Si todavía no leíste las anteriores: I. La Última Cena, II. De Ametralladoras y Mosquitos, III. Manos Marcianas, IV. Hacerle un Gol al Campeón del Mundo
Nací y crecí en Democracia. Uso con libertad cualquier red social y hablo de política cómo y cuándo quiero. Tal vez por eso, me sorprendió descubrir en Guinea Ecuatorial que no podía acceder a Facebook ni darme el lujo de dar mi opinión sobre asuntos gubernamentales. Eso sí, darnos cuenta de que las únicas noticias del país que aparecían en las búsquedas de Google provenían de la página oficial del gobierno nos llevó algunos días…no lo vimos venir.

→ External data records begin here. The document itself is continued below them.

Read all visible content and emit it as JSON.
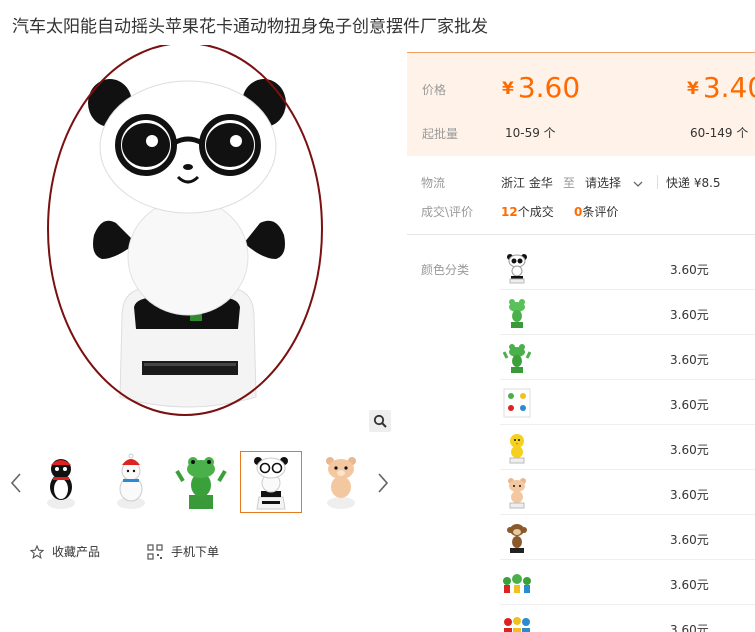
{
  "product": {
    "title": "汽车太阳能自动摇头苹果花卡通动物扭身兔子创意摆件厂家批发"
  },
  "gallery": {
    "thumbnails": [
      {
        "name": "penguin"
      },
      {
        "name": "snowman"
      },
      {
        "name": "frog"
      },
      {
        "name": "panda",
        "active": true
      },
      {
        "name": "bear"
      }
    ]
  },
  "actions": {
    "favorite": "收藏产品",
    "mobile_order": "手机下单"
  },
  "pricing": {
    "price_label": "价格",
    "moq_label": "起批量",
    "currency": "¥",
    "tiers": [
      {
        "price": "3.60",
        "range": "10-59 个"
      },
      {
        "price": "3.40",
        "range": "60-149 个"
      }
    ]
  },
  "logistics": {
    "label": "物流",
    "origin": "浙江 金华",
    "to": "至",
    "destination": "请选择",
    "shipping": "快递 ¥8.5"
  },
  "deals": {
    "label": "成交\\评价",
    "count": "12",
    "count_suffix": "个成交",
    "reviews": "0",
    "reviews_suffix": "条评价"
  },
  "sku": {
    "label": "颜色分类",
    "items": [
      {
        "name": "panda",
        "price": "3.60元"
      },
      {
        "name": "frog",
        "price": "3.60元"
      },
      {
        "name": "frog-flower",
        "price": "3.60元"
      },
      {
        "name": "mixed-set",
        "price": "3.60元"
      },
      {
        "name": "chick",
        "price": "3.60元"
      },
      {
        "name": "bear",
        "price": "3.60元"
      },
      {
        "name": "monkey",
        "price": "3.60元"
      },
      {
        "name": "flower-pots",
        "price": "3.60元"
      },
      {
        "name": "multi-figures",
        "price": "3.60元"
      }
    ]
  },
  "colors": {
    "accent": "#ff6a00",
    "price_bg": "#fff2e8",
    "active_border": "#e4791f",
    "circle": "#7a1010"
  }
}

La ropa de las mujeres y las camisas de los hombres hechas de telas tradicionales con estampados africanos incluían, entre los coloridos motivos, nada menos que la cara del presidente. Imaginen, miles de argentinos usando camisas cuyo estampado retrata la cara bonita de Mauricio Macri, Cristina Kirchner o cualquier primer mandatario. Como conté en la crónica anterior, en cada habitación, restaurante y oficina, había una foto de Teodoro Obiang Nguema Mbasogo, el Tata,”ÉL”. Una vez más me encontré pensando que no sabía que eso existía de verdad. Pero sí, existe…todo existe.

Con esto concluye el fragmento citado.